ChatGPT’s base model was trained to predict the next token of text in a sequence. This is analogous to the type 1 writing method in humans I just outlined. Anecdotally, it seems like people who have read more during their lives are better at it. Likewise, ChatGPT has been trained on an immense quantity of text, and is superhuman at next-token prediction. Code-mixed text, however, is a rare occurrence, and as such there is insufficient data for either humans or language models to be able to generate it using only type 1 processes. Humans can get around this problem by using type 2 reasoning[1]. Language models, however, are not capable of type 2 reasoning (or an analogous artificial process), and as such can’t generate code-mixed text.

Appendix 1: additional basic examples of generative failure

Asked to translate a Spanish sentence into Spanglish, ChatGPT translates into full English.
Asked to translate a French sentence into Franglais, ChatGPT translates into full English.

Appendix 2: Trying really hard to get ChatGPT to produce Spanglish and (almost) entirely failing

I hazard the guess that Spanglish is the most represented code-mixed language in ChatGPT’s training corpus, so I decided to try to focus my efforts here when trying to get Chat-GPT to generate a code-mixed output. All of these examples were zero-shot. That is, they were the first message in a new chat instance. There were many more attempts, here I show only the most informative ones.

Explicitly asking for only half of the words in a text in Spanish to be translated into English results in a full translation.
The same thing happens when the languages are reversed.
Inventing a situation where a fictional speaker is forced to speak Spanglish due to poor proficiency largely does not work. However, ChatGPT does sometimes manage to mix Spanish and English, albeit in a way that doesn’t qualify as Spanglish. This particular example demonstrates one of the two types of mixture I have observed: [placeholder brackets] in English amid Spanish text, such as one might observe in a travel phrasebook.
This is the other mixture type I found: Repeating the same message first in Spanish and then in English.

Notes

  • This work was done on ChatGPT December 15 version. Results may differ on future versions.

  • While writing this post, I had a serendipitous online encounter with an OpenAI employee[2] and asked them whether they knew about the phenomenon described in this post. They did not, though it didn’t surprise them, given known previous issues around difficulties getting ChatGPT to produce non-English outputs. Someone else at OpenAI might have identified it, though.

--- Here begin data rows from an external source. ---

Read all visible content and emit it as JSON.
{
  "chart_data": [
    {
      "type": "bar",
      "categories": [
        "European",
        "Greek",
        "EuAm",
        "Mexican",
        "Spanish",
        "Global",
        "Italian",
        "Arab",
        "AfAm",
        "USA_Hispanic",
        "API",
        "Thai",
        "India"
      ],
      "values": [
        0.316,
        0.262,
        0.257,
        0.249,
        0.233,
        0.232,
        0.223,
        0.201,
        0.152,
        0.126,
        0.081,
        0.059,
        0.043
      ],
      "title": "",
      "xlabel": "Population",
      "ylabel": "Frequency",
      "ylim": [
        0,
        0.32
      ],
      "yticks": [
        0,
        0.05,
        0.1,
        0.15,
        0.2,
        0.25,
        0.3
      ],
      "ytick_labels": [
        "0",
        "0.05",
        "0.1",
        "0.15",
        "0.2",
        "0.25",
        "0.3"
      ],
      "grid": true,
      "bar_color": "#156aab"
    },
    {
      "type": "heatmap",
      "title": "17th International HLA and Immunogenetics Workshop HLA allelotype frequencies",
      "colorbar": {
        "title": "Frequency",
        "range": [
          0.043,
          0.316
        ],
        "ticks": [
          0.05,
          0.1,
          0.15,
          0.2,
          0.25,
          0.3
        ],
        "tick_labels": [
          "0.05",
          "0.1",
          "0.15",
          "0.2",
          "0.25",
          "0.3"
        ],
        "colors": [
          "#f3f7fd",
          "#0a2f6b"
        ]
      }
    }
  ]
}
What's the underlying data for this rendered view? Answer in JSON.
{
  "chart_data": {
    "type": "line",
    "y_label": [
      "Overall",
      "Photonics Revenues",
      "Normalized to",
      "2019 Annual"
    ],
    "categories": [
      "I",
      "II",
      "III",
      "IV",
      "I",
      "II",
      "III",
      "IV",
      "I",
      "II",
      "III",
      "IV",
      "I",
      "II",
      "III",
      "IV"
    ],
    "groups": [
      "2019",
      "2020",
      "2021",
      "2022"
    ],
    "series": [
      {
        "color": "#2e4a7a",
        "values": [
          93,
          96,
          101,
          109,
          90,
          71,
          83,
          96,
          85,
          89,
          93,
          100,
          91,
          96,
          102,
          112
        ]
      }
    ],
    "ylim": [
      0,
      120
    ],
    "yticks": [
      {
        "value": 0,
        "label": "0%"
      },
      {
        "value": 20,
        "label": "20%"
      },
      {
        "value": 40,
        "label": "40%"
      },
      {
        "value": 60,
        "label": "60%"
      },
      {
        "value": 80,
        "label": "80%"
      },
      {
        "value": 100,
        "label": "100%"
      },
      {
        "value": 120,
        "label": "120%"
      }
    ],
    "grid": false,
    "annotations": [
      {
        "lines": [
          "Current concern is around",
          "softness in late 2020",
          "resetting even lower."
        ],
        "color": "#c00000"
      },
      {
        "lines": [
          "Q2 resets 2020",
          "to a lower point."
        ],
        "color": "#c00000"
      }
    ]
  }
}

  • Transcriptions of the prompts used are available here.

Thanks to Agustín Covarrubias for feedback on an earlier version of this post, and to the anonymous OpenAI employee for an informal discussion on the matter.

  1. ^

    And writing code-mixed text does feel to me as slow and deliberate as an almost entirely type 2 activity.

  2. ^

    They asked me to not identify them personally in this post.